On Wednesday, I argued that the national excitement over Obama's support for gay marriage was overblown. A recent Gawker article pointed out that the ABC news coverage made it clear that the President still believes gay marriage should be a state-by-state issue.
Assuming this is true, I have even less respect for President Obama's announcement than I did on Wednesday. Civil rights are not a state-by-state issue. This is, largely, the point of our Constitution: to protect the rights of those who are not the majority; to make sure that unpopular beliefs aren't treated less fairly than those held by the majority.
It absolutely frosts me that even Democratic politicians can get away with saying that states should decide gay rights. Really? Just like states should be able to decide whether women can vote? Just like states should be able to decide whether blacks can marry whites? Just like states should be able to decide whether it's okay to fire someone for being in a wheelchair? No. Because states don't have the right to decide any of those things.

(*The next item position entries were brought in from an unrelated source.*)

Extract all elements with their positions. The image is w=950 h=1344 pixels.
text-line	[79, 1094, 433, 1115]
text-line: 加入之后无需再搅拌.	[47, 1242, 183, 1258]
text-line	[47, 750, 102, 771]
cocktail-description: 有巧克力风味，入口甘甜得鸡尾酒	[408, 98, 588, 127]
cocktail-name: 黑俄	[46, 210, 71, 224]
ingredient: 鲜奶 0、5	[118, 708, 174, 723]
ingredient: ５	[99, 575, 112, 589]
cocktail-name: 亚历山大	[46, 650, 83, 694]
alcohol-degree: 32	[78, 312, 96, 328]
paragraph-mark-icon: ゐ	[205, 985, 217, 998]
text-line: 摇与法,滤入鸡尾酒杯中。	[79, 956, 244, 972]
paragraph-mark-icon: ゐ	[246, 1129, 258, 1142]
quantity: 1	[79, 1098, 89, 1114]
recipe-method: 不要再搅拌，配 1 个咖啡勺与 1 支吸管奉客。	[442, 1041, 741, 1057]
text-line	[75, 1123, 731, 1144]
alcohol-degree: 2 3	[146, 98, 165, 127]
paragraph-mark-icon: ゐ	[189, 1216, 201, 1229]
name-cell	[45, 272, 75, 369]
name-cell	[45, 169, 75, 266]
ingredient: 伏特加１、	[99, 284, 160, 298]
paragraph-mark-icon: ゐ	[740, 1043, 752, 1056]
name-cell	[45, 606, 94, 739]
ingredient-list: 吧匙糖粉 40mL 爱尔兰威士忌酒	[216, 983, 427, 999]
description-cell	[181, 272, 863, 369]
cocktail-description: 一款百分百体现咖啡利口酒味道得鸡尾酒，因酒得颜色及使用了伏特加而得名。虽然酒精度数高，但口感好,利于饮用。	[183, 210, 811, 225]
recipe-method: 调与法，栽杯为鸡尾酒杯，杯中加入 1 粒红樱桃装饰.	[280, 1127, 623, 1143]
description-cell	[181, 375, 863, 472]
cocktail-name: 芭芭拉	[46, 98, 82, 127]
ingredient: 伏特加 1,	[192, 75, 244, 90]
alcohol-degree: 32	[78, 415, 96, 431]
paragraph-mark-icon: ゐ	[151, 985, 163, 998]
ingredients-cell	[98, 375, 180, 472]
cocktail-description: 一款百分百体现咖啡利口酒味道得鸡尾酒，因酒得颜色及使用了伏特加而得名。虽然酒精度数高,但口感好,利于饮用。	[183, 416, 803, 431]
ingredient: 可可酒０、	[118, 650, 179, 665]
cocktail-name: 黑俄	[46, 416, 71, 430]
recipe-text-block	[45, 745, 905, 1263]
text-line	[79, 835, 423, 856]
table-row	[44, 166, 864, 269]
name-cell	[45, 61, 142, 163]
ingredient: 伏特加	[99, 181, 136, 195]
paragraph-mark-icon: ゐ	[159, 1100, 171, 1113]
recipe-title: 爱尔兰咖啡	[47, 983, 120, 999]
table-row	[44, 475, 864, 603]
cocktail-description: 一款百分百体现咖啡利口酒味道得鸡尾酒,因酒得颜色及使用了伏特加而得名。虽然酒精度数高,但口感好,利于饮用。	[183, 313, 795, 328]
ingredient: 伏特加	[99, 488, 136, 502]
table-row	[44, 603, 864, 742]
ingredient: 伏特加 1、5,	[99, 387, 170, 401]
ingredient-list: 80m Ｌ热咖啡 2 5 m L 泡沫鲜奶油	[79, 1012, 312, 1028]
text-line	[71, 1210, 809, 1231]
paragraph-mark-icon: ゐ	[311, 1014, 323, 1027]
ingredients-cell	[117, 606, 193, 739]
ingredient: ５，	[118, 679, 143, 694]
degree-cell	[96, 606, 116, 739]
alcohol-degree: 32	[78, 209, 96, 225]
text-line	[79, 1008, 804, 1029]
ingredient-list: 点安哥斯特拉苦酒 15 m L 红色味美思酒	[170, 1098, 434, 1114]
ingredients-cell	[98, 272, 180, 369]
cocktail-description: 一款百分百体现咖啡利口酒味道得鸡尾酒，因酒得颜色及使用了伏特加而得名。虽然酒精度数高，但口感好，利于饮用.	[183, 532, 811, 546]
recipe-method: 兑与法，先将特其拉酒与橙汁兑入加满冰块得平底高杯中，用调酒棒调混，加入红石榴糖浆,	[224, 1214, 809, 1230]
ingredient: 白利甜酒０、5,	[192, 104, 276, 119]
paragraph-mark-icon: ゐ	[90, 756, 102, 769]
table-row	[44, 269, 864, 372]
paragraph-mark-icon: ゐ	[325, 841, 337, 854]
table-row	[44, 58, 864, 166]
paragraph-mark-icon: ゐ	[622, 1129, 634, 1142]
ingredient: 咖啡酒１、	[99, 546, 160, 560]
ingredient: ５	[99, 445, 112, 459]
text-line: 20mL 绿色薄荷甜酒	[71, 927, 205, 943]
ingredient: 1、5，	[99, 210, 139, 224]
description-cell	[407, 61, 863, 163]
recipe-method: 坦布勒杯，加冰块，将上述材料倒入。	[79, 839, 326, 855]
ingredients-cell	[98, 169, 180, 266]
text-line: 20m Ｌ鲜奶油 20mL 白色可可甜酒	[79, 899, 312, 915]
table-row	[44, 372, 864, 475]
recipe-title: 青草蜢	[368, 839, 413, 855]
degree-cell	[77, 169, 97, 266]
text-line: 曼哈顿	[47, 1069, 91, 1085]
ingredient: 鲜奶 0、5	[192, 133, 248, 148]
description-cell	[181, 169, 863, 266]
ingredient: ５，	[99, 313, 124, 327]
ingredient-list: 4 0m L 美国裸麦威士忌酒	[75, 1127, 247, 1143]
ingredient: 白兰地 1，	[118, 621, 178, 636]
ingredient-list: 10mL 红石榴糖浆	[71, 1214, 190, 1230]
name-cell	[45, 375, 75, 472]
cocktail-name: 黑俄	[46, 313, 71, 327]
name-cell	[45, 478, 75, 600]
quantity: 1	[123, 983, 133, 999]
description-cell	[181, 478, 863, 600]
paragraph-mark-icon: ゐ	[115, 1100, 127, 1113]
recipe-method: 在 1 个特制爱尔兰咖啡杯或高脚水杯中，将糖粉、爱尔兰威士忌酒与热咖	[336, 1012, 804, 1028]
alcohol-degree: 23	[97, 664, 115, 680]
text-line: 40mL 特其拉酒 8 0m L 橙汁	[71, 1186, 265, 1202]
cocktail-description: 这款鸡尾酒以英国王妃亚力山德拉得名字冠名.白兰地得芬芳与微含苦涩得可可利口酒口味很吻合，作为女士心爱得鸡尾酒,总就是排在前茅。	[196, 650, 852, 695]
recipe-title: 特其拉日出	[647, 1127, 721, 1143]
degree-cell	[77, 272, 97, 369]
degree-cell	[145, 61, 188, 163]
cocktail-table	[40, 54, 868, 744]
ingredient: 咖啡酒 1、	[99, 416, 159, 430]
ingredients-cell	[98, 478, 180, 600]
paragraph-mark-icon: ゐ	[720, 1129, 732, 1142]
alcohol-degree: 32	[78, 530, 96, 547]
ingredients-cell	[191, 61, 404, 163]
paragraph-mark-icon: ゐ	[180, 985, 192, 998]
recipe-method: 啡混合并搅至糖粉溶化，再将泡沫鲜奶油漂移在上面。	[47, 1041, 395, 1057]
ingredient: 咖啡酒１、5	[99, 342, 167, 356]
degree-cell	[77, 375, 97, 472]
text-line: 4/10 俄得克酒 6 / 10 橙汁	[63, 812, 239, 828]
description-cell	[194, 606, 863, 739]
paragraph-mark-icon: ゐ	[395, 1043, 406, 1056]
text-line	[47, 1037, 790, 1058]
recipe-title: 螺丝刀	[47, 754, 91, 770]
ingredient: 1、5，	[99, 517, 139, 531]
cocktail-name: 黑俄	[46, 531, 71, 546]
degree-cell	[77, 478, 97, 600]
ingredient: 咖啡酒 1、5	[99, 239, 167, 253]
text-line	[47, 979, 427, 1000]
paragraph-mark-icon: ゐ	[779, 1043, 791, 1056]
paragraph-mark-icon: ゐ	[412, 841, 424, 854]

The title of this entry is inflammatory, and deliberately so. Where the U.S. Constitution grants rights that a state does not, the U.S. Constitution supersedes the state law. This is keystone of the way American government is set up: to protect the rights of the few against the preferences and biases of the many. Not to put something as fundamental as a civil right up for a popular vote.
Civil rights are protected by the U.S. Constitution. And President Obama swore to uphold and defend the Constitution. Putting our rights up for a state-by-state decision shows little respect for equal rights--and little respect for us as Americans.